Samples were fixed with 2% (w/v) paraformaldehyde and 2.5% (v/v) glutaraldehyde in 0.1 M phosphate buffer. First, an initial fixation in double strength fixative and cell culture media at 37 °C in a ratio of 1:1 was done for 15 min Second, the solution was replaced with single strength fixative and incubated for 2 h at room temperature. Samples were postfixed with 1% (v/v) osmium tetroxide, dehydrated in a graded series of ethanol, and embedded in PolyBed 812 resin (Polysciences, Inc., Germany). Ultrathin longitudinal sections (60–80 nm) of the cell layer were stained with uranyl acetate and lead citrate, and examined at 80 kV with a Zeiss EM 910 electron microscope (Zeiss, Oberkochen, Germany). Acquisition was done with a Quemesa CDD camera and the iTEM software (Emsis GmbH, Germany). Images were cropped with Adobe Photoshop.

HUVEC cell culture

HUVECs were from PromoCell and cultured in endothelial cell growth medium 2 (PromoCell) in a humidified atmosphere containing 5% CO2 at 37 °C. Medium was changed three times per week and cells were passaged at 80–90% confluence.
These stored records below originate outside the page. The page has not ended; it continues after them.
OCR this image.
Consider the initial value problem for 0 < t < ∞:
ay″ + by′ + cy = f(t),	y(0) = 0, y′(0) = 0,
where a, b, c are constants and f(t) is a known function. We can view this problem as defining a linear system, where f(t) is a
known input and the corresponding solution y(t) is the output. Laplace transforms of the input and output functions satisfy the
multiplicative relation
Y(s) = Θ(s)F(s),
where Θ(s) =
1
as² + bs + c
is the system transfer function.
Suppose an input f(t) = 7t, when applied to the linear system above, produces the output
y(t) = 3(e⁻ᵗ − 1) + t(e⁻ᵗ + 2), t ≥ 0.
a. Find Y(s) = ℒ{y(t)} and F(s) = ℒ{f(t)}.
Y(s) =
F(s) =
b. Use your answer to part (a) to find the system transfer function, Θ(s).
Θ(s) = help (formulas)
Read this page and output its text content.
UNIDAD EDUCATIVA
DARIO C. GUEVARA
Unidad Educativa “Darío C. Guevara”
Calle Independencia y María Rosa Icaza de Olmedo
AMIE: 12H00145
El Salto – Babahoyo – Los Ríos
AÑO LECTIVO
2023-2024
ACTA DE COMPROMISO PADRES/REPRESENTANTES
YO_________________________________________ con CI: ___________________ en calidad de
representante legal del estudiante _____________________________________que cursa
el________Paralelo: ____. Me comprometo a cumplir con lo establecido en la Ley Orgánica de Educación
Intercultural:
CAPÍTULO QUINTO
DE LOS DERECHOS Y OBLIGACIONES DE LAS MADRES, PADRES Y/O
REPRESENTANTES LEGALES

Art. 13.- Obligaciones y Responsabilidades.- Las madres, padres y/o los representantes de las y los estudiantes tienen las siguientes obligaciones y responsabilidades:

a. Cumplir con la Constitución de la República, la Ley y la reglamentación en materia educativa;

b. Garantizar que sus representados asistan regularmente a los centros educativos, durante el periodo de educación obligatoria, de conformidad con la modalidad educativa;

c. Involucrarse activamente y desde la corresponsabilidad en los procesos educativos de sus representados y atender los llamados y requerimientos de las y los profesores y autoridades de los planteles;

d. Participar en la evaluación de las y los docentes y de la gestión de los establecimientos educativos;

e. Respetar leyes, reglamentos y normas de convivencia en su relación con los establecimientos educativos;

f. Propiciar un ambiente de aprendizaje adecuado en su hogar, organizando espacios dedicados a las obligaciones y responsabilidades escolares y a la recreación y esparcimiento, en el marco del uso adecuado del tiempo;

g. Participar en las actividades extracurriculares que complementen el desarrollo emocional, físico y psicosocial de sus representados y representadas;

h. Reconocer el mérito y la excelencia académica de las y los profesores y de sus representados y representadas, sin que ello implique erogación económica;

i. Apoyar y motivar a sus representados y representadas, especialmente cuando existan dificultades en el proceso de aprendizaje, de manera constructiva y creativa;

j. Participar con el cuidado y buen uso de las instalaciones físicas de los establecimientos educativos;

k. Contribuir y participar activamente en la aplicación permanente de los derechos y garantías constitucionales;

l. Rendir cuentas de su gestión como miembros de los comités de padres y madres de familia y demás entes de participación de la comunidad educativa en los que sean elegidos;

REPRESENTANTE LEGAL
Angiogenesis tube formation assay

We performed HUVEC tube formation assay with angiogenesis µ-slides (IBIDI) as a well-established in vitro angiogenesis assays to test for endothelial characteristics in PAX7null and PAX7 proficient muscle cells. Endothelial cells are able to form capillary-like tubular structures on growth factor-reduced basement membrane extracts. We followed the application note 19 from IBIDI with some minor changes. In brief, we coated µ-slides with 10 µl growth factor-reduced Matrigel (Corning) and left it overnight covered with endothelial cell basal medium PromoCell) in a humidified atmosphere containing 5% CO2 at 37 °C. Next day, 10,000 cells per well, five replicates per cell line, were seeded in endothelial cell growth medium 2 containing 50 ng/ml FGF. Samples were imaged after 6h with an EVOS FL Cell Imaging System. Tube formation was quantified using the Angiogenesis Analyzer plugin for ImageJ.

Statistical analysis

All transplantation experiments were performed with four to seven biological replicates (as indicated in each legend of the figures) and results are presented as the mean. In all, 10–20 cryosections were analyzed per muscle and per mouse. For qPCR analysis, we used two reference genes and provided data against GAPDH. All statistical analysis and graphs were performed using GraphPad Prism Software (version 8.0). Two-tailed t tests are detailed for each applicable figure.

Reporting summary

Further information on research design is available in the Nature Research Reporting Summary linked to this article.